I had a Westfield Super 7 with a semi-race TVR 5.0-litre engine. All the internals were bulletproof and it was pulling well over 410bhp with four downdraught 45DCOE Webers, a clutch that would make a grown man cry, racing brakes and 345/18 rear tyres. With an empty weight around 650kg it was a superbike on four wheels! I never found the redline — once I saw 8400rpm and it was still pulling strong.

It was difficult to launch correctly but if you did, you could see 160km/h in about six seconds. It was my most radical street car, a real killer car, but when I sold it I was in tears. It had been built for Dario Franchitti as a hillclimb special. One hour with this machine and you were totally stuffed.

It sounds comically far-fetched but Concorde even ran out of fuel and was too low to negotiate the driveway of the nearest servo. Arcadipane finally got the car refuelled with the help of motoring journalist Mark Fogarty.

Eventually the car got to the Exhibition Buildings on time and in one piece. The rest is history. The show car was an instant success and, I believe, helped the progress of the local van scene. What’s more, without people seeing the Ford Concorde prototype at the show, the producers of Mad Max might have gone down a different path with their film car.

Just as it helped shape the future of Mad Max, the success of Concorde encouraged you to leave the safety of employment at Ford and start Arcadipane Design.

Leaving Ford was a real leap of faith and my friends all thought I was totally insane.
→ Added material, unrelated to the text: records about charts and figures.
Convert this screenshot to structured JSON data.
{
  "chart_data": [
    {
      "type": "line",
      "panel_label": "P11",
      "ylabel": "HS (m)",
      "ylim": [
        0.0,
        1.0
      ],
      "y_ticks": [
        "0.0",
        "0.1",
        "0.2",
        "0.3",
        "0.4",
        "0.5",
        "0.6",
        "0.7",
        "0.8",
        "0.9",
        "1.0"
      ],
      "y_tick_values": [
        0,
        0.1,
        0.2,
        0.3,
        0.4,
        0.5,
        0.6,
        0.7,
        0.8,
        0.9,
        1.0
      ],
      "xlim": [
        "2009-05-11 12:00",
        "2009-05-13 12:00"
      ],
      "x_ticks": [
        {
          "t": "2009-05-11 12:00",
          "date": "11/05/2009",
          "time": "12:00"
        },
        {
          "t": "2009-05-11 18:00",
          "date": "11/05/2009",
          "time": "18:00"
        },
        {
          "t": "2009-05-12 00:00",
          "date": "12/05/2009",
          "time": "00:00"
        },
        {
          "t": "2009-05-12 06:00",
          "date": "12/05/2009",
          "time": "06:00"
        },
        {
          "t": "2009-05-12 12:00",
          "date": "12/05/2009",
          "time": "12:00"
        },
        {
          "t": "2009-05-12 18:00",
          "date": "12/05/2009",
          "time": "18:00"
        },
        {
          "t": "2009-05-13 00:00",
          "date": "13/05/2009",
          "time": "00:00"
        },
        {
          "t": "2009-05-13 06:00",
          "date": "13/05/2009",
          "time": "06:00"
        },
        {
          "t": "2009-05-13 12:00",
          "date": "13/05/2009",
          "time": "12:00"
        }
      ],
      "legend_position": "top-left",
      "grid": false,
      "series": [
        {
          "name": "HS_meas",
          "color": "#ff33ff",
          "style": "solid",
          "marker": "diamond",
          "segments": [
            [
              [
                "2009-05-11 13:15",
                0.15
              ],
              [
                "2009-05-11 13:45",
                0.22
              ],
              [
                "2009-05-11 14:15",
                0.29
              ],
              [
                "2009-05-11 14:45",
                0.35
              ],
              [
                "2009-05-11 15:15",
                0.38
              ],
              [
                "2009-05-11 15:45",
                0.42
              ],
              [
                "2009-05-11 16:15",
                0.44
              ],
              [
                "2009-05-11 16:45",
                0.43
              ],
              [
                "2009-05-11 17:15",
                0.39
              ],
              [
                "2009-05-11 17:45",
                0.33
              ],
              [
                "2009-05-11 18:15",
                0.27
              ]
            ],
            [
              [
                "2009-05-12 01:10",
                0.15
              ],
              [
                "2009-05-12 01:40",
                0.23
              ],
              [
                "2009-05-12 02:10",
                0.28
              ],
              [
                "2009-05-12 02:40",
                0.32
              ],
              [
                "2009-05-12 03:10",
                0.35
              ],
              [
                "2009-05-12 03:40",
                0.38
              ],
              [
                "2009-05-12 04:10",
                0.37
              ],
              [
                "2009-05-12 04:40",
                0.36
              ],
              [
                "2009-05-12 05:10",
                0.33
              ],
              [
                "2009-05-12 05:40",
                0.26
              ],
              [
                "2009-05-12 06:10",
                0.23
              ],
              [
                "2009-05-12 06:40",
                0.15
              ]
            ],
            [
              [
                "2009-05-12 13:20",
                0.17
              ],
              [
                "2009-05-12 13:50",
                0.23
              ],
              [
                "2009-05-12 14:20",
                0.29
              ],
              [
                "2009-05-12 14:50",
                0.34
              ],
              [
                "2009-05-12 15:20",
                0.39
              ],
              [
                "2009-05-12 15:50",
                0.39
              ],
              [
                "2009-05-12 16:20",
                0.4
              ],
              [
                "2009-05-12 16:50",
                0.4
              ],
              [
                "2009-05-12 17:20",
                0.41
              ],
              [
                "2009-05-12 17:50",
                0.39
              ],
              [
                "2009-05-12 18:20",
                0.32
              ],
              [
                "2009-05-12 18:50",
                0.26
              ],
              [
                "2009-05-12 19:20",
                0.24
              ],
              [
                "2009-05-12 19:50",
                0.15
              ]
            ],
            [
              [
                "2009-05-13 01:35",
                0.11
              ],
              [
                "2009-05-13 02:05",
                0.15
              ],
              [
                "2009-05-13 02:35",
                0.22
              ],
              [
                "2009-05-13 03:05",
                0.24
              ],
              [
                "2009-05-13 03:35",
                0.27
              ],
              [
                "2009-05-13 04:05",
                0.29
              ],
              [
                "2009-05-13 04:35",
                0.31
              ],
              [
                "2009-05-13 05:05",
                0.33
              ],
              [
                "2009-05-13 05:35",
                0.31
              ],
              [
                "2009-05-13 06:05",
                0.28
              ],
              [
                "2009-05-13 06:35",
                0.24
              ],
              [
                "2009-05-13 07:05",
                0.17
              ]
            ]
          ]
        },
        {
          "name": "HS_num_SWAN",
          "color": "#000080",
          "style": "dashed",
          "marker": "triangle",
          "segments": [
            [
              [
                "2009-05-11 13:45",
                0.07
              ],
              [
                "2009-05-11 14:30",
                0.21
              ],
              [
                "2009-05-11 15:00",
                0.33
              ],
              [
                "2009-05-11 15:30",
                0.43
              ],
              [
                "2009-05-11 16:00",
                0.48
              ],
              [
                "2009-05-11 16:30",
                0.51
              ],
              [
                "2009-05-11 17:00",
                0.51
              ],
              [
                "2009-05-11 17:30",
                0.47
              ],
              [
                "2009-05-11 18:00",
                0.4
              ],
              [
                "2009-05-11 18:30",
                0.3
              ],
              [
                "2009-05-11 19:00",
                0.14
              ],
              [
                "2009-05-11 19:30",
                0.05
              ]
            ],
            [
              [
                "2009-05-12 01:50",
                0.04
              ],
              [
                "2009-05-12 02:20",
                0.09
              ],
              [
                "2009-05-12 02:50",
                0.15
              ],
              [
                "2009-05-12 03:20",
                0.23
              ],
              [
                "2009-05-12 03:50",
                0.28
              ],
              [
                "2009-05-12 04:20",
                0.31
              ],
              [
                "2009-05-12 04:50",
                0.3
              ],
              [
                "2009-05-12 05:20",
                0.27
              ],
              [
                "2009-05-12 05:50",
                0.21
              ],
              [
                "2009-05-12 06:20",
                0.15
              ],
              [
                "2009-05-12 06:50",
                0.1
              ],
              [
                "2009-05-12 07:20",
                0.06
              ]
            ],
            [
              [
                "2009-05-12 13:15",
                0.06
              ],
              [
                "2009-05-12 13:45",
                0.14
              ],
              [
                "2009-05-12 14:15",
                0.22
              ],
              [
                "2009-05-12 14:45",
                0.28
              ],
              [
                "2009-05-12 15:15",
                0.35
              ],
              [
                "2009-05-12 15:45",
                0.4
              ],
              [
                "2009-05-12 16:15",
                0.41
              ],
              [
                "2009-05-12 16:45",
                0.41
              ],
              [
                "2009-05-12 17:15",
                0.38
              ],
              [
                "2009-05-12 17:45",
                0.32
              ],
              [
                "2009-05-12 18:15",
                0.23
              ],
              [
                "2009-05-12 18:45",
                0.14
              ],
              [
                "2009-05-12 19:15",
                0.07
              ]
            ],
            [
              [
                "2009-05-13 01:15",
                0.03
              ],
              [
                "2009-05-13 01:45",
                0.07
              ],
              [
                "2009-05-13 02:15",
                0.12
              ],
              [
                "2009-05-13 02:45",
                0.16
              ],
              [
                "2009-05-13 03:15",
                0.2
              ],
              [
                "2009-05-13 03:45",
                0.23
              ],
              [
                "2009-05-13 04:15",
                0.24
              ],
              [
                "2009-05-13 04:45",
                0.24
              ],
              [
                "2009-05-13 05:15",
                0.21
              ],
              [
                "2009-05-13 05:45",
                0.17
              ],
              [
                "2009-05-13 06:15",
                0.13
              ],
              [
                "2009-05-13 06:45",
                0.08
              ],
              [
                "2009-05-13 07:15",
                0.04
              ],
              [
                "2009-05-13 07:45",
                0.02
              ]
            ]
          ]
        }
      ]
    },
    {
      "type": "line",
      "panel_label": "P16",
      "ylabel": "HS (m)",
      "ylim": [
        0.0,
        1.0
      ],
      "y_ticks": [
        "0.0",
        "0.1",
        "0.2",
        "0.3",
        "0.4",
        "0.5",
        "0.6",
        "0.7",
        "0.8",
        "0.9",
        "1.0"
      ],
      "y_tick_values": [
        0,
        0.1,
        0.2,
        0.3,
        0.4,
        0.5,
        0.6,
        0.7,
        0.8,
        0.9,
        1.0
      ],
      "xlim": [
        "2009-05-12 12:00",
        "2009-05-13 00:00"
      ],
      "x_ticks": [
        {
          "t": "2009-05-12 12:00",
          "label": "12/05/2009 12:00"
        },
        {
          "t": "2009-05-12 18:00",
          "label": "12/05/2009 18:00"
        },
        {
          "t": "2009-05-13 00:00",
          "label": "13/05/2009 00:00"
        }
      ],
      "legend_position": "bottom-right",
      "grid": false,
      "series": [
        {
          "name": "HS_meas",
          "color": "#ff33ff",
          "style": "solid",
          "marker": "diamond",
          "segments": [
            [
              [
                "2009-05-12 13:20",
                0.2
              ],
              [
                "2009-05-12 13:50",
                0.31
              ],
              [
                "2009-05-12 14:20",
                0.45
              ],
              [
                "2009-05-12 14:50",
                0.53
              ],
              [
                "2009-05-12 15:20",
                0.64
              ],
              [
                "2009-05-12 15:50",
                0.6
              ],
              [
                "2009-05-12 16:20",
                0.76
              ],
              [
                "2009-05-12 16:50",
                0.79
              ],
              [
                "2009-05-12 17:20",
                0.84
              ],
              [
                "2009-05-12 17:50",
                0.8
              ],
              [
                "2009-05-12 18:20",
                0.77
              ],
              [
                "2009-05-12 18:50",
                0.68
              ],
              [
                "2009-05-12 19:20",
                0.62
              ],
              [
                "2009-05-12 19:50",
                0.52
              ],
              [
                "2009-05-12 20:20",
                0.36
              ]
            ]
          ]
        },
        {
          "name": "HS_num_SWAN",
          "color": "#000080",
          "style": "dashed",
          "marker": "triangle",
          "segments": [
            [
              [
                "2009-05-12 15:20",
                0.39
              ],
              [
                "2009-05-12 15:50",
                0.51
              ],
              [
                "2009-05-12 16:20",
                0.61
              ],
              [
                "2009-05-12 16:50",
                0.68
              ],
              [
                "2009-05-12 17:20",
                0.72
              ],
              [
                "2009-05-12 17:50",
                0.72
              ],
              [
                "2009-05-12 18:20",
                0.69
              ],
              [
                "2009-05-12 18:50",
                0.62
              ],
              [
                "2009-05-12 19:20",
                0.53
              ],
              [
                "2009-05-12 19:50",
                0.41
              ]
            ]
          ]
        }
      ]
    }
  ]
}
But it felt right. The show car was resonating with the public and in the tuning world. I had tried to convince Ford that there was a business case to do a simplified version, in limited series, or for the dealer network. They weren’t interested, so I left.

And it was about this time that the movie people came calling — was that a big boost?

To be connected with something like the Mad Max franchise is okay, even though I’ve never actually made any money from it. But seeing the film for the first time — on a huge drive-in screen in a Melbourne suburb — it was spectacular.

Like the film, you’ve enjoyed worldwide success, working in the USA, Europe and now China, so how does the V8 Interceptor fit into your portfolio?

As far as a legacy goes, I am a little disappointed. Not in the fans but with the attention to this one small assignment in a very full bag of far more serious and important work. I hope I’m not sounding like a prima donna but when the portfolio includes production and show cars for companies like Mercedes-Benz, Ford, General Motors, PSA [Peugeot and Citroen], Kia, Mitsubishi and more, then my priorities are very different.

Most other professional car stylists and designers have never liked the Mad Max car. They see it as frivolous, cheap and too ‘tuned’ to be taken seriously. I don’t agree with this sort of stuffy, arrogant and pedantic mentality. I take all my work seriously, regardless of how small or ‘unimportant’ and always do my best. This film became a global phenomenon. Some of those critics could do well to adopt the same work ethic.

We know you’ve worked up Mad Max concepts based on Holden’s 2002 Monaro, a late-model Chev Corvette, Ford’s Falcon ute and the Commodore one-tonner but what would you use for a contemporary take on it?

The Volkswagen Scirocco as a base car works very well. I know — I’ve already tried it. I have designed a concept for a styling kit to be commercially available, allowing fans to build a new Interceptor for themselves.

But we’re not so sure ‘Last Of The Two-Litre Turbo Four-Cylinder Interceptors’ has quite the same ring about it. Then again, the man who designed one of the true icons of modern cinema just might know what he’s on about.